Wild Tigers quickly brings us into the ambivalent mind-set of Logan (Malcolm Stumpf), a dreamy 13 year-old in the midst of a powerful sexual awakening. Told through static voice-overs, done in a muffled style, and an unabashed realism, 23-year-old director Cam Archer holds nothing back while telling this brutally honest coming-of-age tale. Logan is a daydreamer who drifts about in a constant state of melancholy, passively accepting the regular slings and arrows that come his way. He eventually finds and befriends Rodeo (Patrick White), a popular kid, equally somber, whom he follows around by day and dreams about by night. Thus, Rodeo--Logan's first real crush--becomes the catalyst of change as Logan faces certain transformation and the harsh prejudices that follow. Everything in Logan's world is bleak—from the school bullies who hate him because he is different, to his struggling young mother (Fairuza Balk), who lacks the capacity to understand him, to the hopeless school faculty unable to offer any guidance. He's a true fish out of water but marches on through each exhaustive moment, hoping to someday understand the nature of his feelings.

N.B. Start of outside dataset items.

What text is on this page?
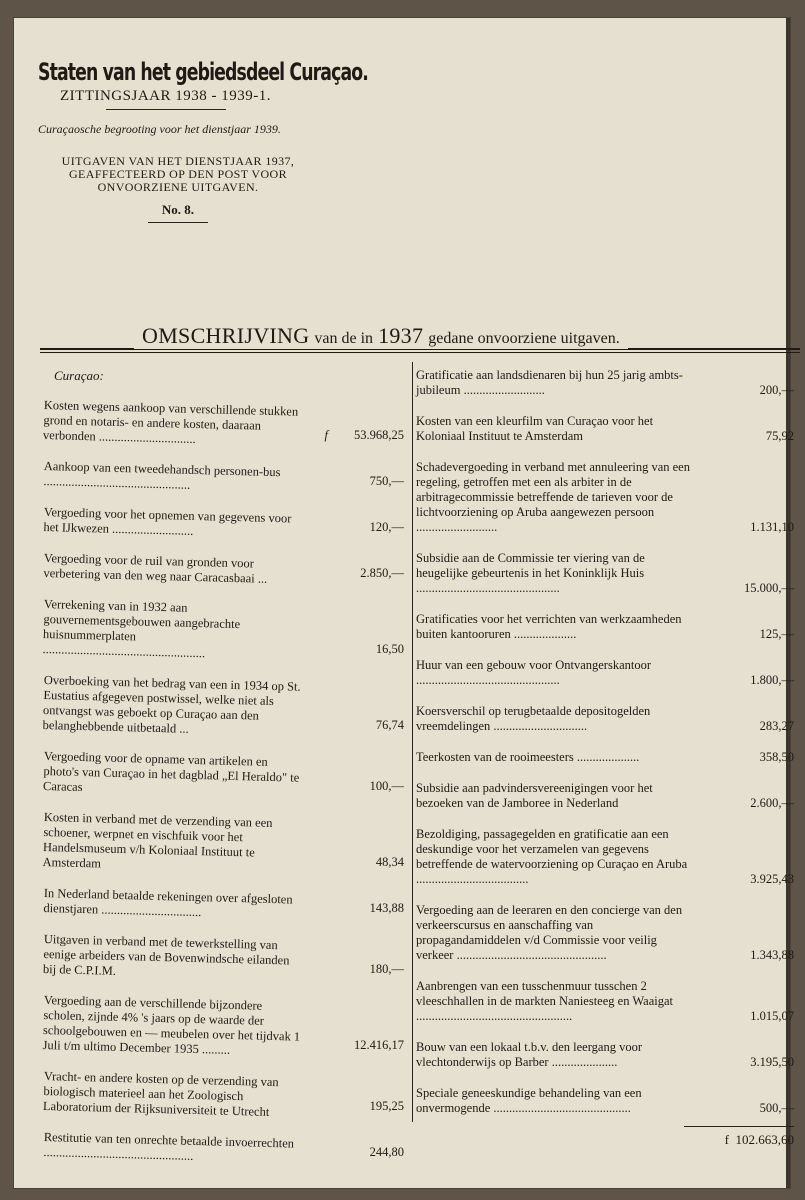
Staten van het gebiedsdeel Curaçao.
ZITTINGSJAAR 1938 - 1939-1.
Curaçaosche begrooting voor het dienstjaar 1939.
UITGAVEN VAN HET DIENSTJAAR 1937,
GEAFFECTEERD OP DEN POST VOOR
ONVOORZIENE UITGAVEN.
No. 8.
OMSCHRIJVING van de in 1937 gedane onvoorziene uitgaven.
Curaçao:
Kosten wegens aankoop van verschillende stukken grond en notaris- en andere kosten, daaraan verbonden ...............................	f 53.968,25
Aankoop van een tweedehandsch personen-bus ...............................................	750,—
Vergoeding voor het opnemen van gegevens voor het IJkwezen ..........................	120,—
Vergoeding voor de ruil van gronden voor verbetering van den weg naar Caracasbaai ...	2.850,—
Verrekening van in 1932 aan gouvernementsgebouwen aangebrachte huisnummerplaten ....................................................	16,50
Overboeking van het bedrag van een in 1934 op St. Eustatius afgegeven postwissel, welke niet als ontvangst was geboekt op Curaçao aan den belanghebbende uitbetaald ...	76,74
Vergoeding voor de opname van artikelen en photo's van Curaçao in het dagblad „El Heraldo" te Caracas	100,—
Kosten in verband met de verzending van een schoener, werpnet en vischfuik voor het Handelsmuseum v/h Koloniaal Instituut te Amsterdam	48,34
In Nederland betaalde rekeningen over afgesloten dienstjaren ................................	143,88
Uitgaven in verband met de tewerkstelling van eenige arbeiders van de Bovenwindsche eilanden bij de C.P.I.M.	180,—
Vergoeding aan de verschillende bijzondere scholen, zijnde 4% 's jaars op de waarde der schoolgebouwen en — meubelen over het tijdvak 1 Juli t/m ultimo December 1935 .........	12.416,17
Vracht- en andere kosten op de verzending van biologisch materieel aan het Zoologisch Laboratorium der Rijksuniversiteit te Utrecht	195,25
Restitutie van ten onrechte betaalde invoerrechten ................................................	244,80
Gratificatie aan landsdienaren bij hun 25 jarig ambts-jubileum ..........................	200,—
Kosten van een kleurfilm van Curaçao voor het Koloniaal Instituut te Amsterdam	75,92
Schadevergoeding in verband met annuleering van een regeling, getroffen met een als arbiter in de arbitragecommissie betreffende de tarieven voor de lichtvoorziening op Aruba aangewezen persoon ..........................	1.131,10
Subsidie aan de Commissie ter viering van de heugelijke gebeurtenis in het Koninklijk Huis ..............................................	15.000,—
Gratificaties voor het verrichten van werkzaamheden buiten kantooruren ....................	125,—
Huur van een gebouw voor Ontvangerskantoor ..............................................	1.800,—
Koersverschil op terugbetaalde depositogelden vreemdelingen ..............................	283,27
Teerkosten van de rooimeesters ....................	358,50
Subsidie aan padvindersvereenigingen voor het bezoeken van de Jamboree in Nederland	2.600,—
Bezoldiging, passagegelden en gratificatie aan een deskundige voor het verzamelen van gegevens betreffende de watervoorziening op Curaçao en Aruba ....................................	3.925,43
Vergoeding aan de leeraren en den concierge van den verkeerscursus en aanschaffing van propagandamiddelen v/d Commissie voor veilig verkeer ................................................	1.343,88
Aanbrengen van een tusschenmuur tusschen 2 vleeschhallen in de markten Naniesteeg en Waaigat ..................................................	1.015,07
Bouw van een lokaal t.b.v. den leergang voor vlechtonderwijs op Barber .....................	3.195,50
Speciale geneeskundige behandeling van een onvermogende ............................................	500,—
f 102.663,60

Stumpf's androgynous looks cast him perfectly as the pouting Logan. He's hunched, often shirtless, with a thatch of hair dangling over his brooding eyes and never strays from the sullen tone, delivering his soft, monosyllabic lines flawlessly. As the equally lost Rodeo, the handsome young White captures the essence of today's often disillusioned and often apathetic youth dead on. While Balk, although still a tad too young-looking to play the working mother of a teenage boy, brings an added realism to the supporting cast with her skill and signature gravely voice. TV actor Tom Gilroy shines in his small yet substantial part, as the idealistic school principal constantly calling school assemblies in a fruitless attempt to send some type of moral message to his checked-out students.


An obvious student of director Todd Solondz (Welcome to the Dollhouse), Larry Clark (Kids, Bully) and even Gus Van Sant (Drugstore Cowboy, Elephant), who executive produced Wild Tigers I Have Known, first-timer Cam Archer still explores filmmaking his way. Despite film-student-meets-MTV moments, his sensibilities come through clearly and honestly, patiently delivered as if we are watching a slideshow of vacation shots—except this flipbook attempts to illuminated a knotted mind. Archer truly has a keen eye for beauty. His dreamy scenes are often majestic, loaded with colorful symbols, creating video art rather than traditional narrative. But, to its detriment, the art tends to take over the story more often than not. Sadly, there is nothing in Wild Tigers that will surprise any devotee of Solondz, Van Sant or Clark, but it is clear why so many have taken an interest in the talented young Archer, who, fortunately, has many more years to hone his craft.

Bottom Line rated this film 2 1/2 stars.